Diyanetin başkanı Ali Erbaş “Sekülerizm kıskacında debelenen insanlık” diyerek, açıktan laikliğe karşı ideolojik savaş açıyor. Laik eğitime karşı da eğitimin dinselleştirilmesine dair hedeflerini adım adım gerçekleştiriyor.

KYK yurtlarına “manevi rehberlik” adı altında imamlar istihdam ediliyor. “4-6 yaş kuran kurslarını açtık. Sıbyan Mektepleri’ni ihya edelim” müjdesi veren Diyanet “bu fırsatı iyi değerlendirelim” diyerek, siyasal İslamcı ümmete, birlik çağrısı yapıyor. 130 bini aşkın kadrosu, 90 bin civarında camisi, 25 bini aşmış Kuran Kursu, milyarlık sermaye sahibi olan Holdingleşen cemaatler ve her yıl 11 milyar liralık dev bütçesiyle Diyanet, Ortadoğu’da İslamcı rejimleri model almaktadır.

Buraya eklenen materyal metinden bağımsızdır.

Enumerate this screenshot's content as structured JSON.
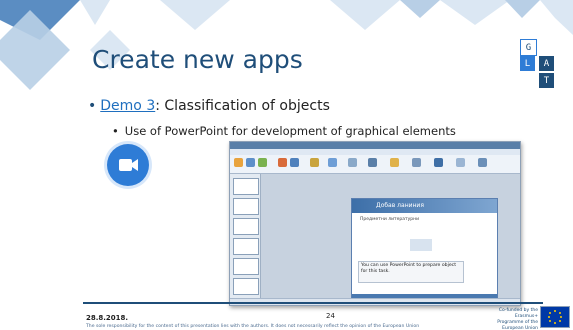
{
  "slide": {
    "title": "Create new apps",
    "bullet1": {
      "link_text": "Demo 3",
      "text": ": Classification of objects"
    },
    "bullet2": "Use of PowerPoint for development of graphical elements",
    "date": "28.8.2018.",
    "page_number": "24",
    "cofunded": "Co-funded by the Erasmus+ Programme of the European Union",
    "disclaimer": "The sole responsibility for the content of this presentation lies with the authors. It does not necessarily reflect the opinion of the European Union"
  },
  "logo": {
    "letters": [
      "G",
      "L",
      "A",
      "T"
    ]
  },
  "screenshot": {
    "dialog_title": "Добав ланиния",
    "dialog_subtitle": "Предметни литературни",
    "dialog_note": "You can use PowerPoint to prepare object for this task."
  },
  "colors": {
    "title": "#1f4e79",
    "link": "#1f6fbf",
    "video_button": "#2e7cd6",
    "deco_light": "#dbe7f3",
    "deco_mid": "#b8cfe6",
    "deco_dark": "#5b8dc2"
  },
  "icons": {
    "video": "video-camera-icon",
    "eu_flag": "eu-flag-icon"
  }
}
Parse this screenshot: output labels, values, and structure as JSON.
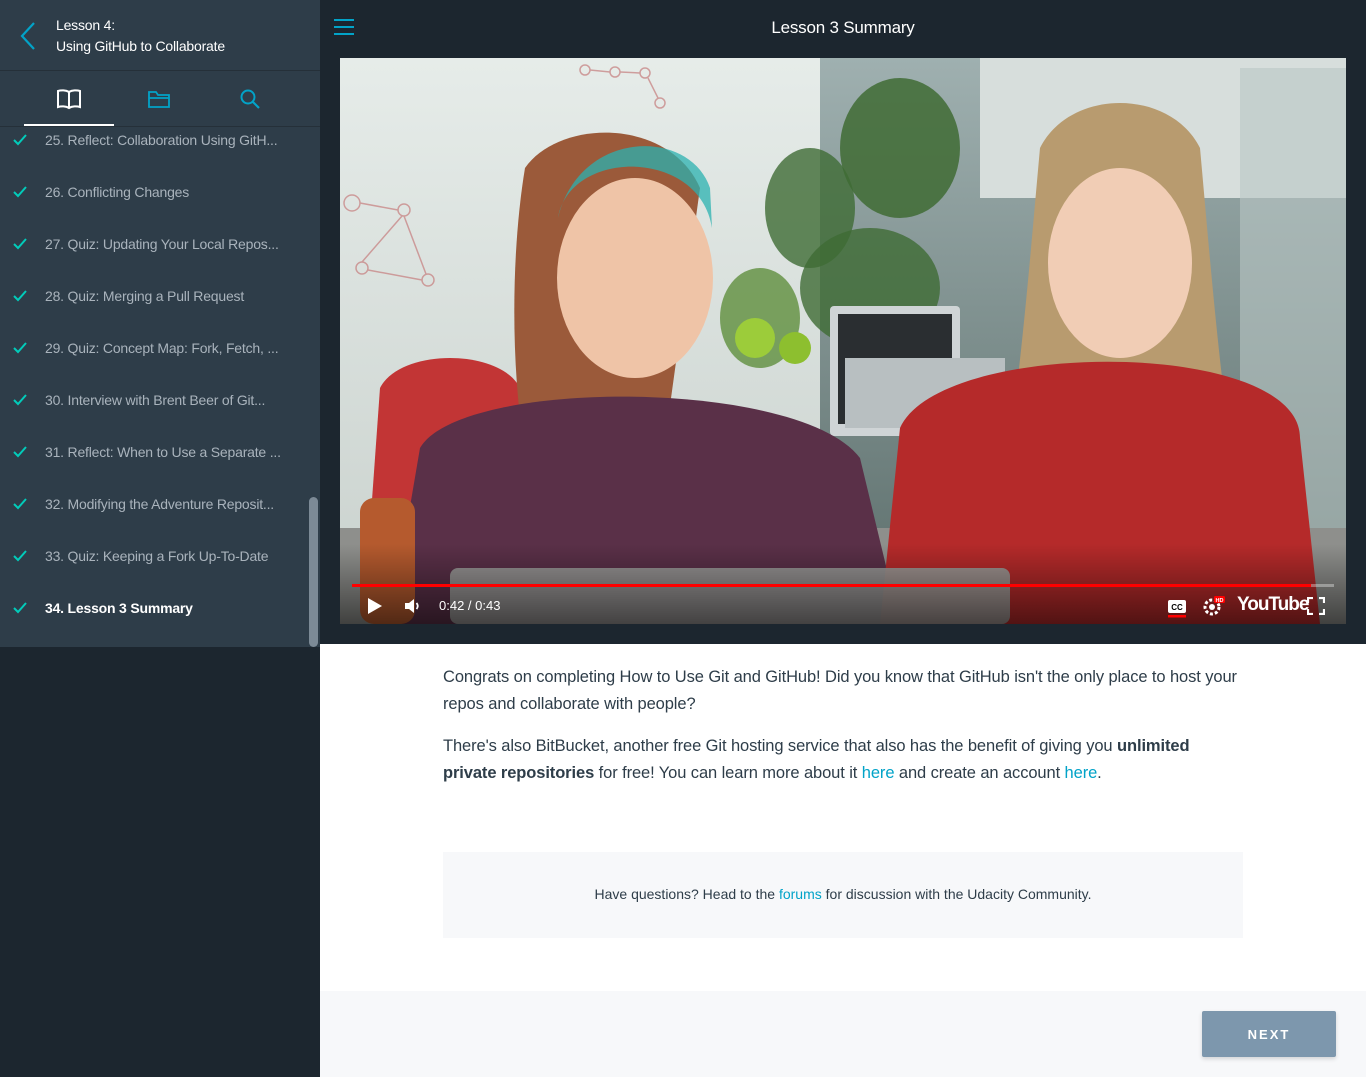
{
  "sidebar": {
    "lesson_number": "Lesson 4:",
    "lesson_title": "Using GitHub to Collaborate",
    "tabs": [
      {
        "icon": "book-icon"
      },
      {
        "icon": "folder-icon"
      },
      {
        "icon": "search-icon"
      }
    ],
    "items": [
      {
        "label": "25. Reflect: Collaboration Using GitH...",
        "completed": true
      },
      {
        "label": "26. Conflicting Changes",
        "completed": true
      },
      {
        "label": "27. Quiz: Updating Your Local Repos...",
        "completed": true
      },
      {
        "label": "28. Quiz: Merging a Pull Request",
        "completed": true
      },
      {
        "label": "29. Quiz: Concept Map: Fork, Fetch, ...",
        "completed": true
      },
      {
        "label": "30. Interview with Brent Beer of Git...",
        "completed": true
      },
      {
        "label": "31. Reflect: When to Use a Separate ...",
        "completed": true
      },
      {
        "label": "32. Modifying the Adventure Reposit...",
        "completed": true
      },
      {
        "label": "33. Quiz: Keeping a Fork Up-To-Date",
        "completed": true
      },
      {
        "label": "34. Lesson 3 Summary",
        "completed": true,
        "current": true
      }
    ]
  },
  "header": {
    "title": "Lesson 3 Summary"
  },
  "video": {
    "time_display": "0:42 / 0:43",
    "progress_fraction": 0.977,
    "brand": "YouTube",
    "buttons": [
      "play-icon",
      "volume-icon",
      "cc-icon",
      "settings-hd-icon",
      "fullscreen-icon"
    ]
  },
  "content": {
    "p1": "Congrats on completing How to Use Git and GitHub! Did you know that GitHub isn't the only place to host your repos and collaborate with people?",
    "p2_a": "There's also BitBucket, another free Git hosting service that also has the benefit of giving you ",
    "p2_bold": "unlimited private repositories",
    "p2_b": " for free! You can learn more about it ",
    "p2_link1": "here",
    "p2_c": " and create an account ",
    "p2_link2": "here",
    "p2_d": "."
  },
  "forum": {
    "text_a": "Have questions? Head to the ",
    "link": "forums",
    "text_b": " for discussion with the Udacity Community."
  },
  "footer": {
    "next_label": "NEXT"
  },
  "colors": {
    "sidebar_bg": "#2e3d49",
    "dark_bg": "#1c262f",
    "accent": "#02a3c8",
    "check": "#02ccba",
    "progress": "#ff0000",
    "next_button": "#7d97ad"
  }
}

Bu siyaset tarzının hedefinde laiklik, demokrasi, evrensel hukuk, sosyal devlet ve emeğin hakkı vardır.

Tam da bu nedenle, siyasal İslamcılığın Türkiye’de inşa etmeye çalıştığı tekçi ve mezhepçi rejim karşısında, demokrasi güçleri ve sol siyaset, mücadele zeminini laiklik, demokrasi, barış, özgürlükler ve emeğin hakkı savunma üzerinden tarif etmelidir.

AKP’nin İslamcılık üzerinden hedeflediği siyasal dönüşüm stratejisinde devreye soktuğu, İmam Hatiplerin ve Diyanet İşleri Başkanlığı’nın üstlendiği dinci toplumsallaşma hedefi, hukuka ve evrensel haklar rejimine dayalı sisteme meydan okumasıdır.

“Bir hırka, bir lokma” istismarı ile halkı aldatan İslamcı cemaatlerin holdingleşmesi, ekonomik ve siyasi güç aktörü olması, AKP ve Diyanet eliyle destekleniyor. Aynı Diyanet laiklik ve insan haklarına aykırı fetvalar veriyor.

Cumhurbaşkanı Erdoğan “İslam bize göre değil, biz İslam'a göre hareket edeceğiz” sözünü boşa söylemedi. Bu beyana hukuksal olarak meşruluk kazandıran ve muhalafetin ise hemen unuttuğu 4 Aralık 2019 tarihli Resmi Gazete’de yayımlan şer’i hukukun benimsendiği karardır!

Laik ve evrensel hukuk yerine şeriat hukukunun esas alındığı, siyasal İslamcılığın dini kuralları referans alınarak hukuksal metinlerin yazıldığı ülkemizde, laik, demokratik ve çoğulcu toplum yapımız mezhepçilik üzerinden tarif edilirken, muhalefetin attığı bir iki twitter, yaptığı bir basın açıklaması ve yazdığı bir köşe yazısı ile konuyu kapatmışa benziyor.

Oysa 17 yıldır süregelen dinci gericiliğin kuşatması kanıksanamaz, unutulamaz ve geri döndürülemez tahribatlara yol açabilir.

Tüm bu dinci gericilik karşısında, CHP’nin dincilik yarışında “İmam hatipleri biz kurduk”, sol muhalefetin de basın açıklamaları ile tepki gösterme derinliğindeki muhalefeti, laiklik için ilkeli bir mücadele zeminini ve laiklik mücadelesinin süreklilik arz eden ve toplumsallaşma hedefini zayıflatıyor.

Son söz olarak; demokrasi ve laiklik mücadelesi, AKP eliyle kurulan bir dinci ve gerici rejime karşı mücadele anlamına geleceği gibi, Türkiye’nin dış politikasında risklere ve tehditlere açık olan savaş kapılarını da barışa açmasına vesile olacaktır.

O nedenle iç ve dış politikada din eksenli değil, demokrasi ve laiklik eksenin tutum için, inadına laiklik için mücadele kararlığı, toplumsal barışımızın felsefi manifestosu olmalıdır.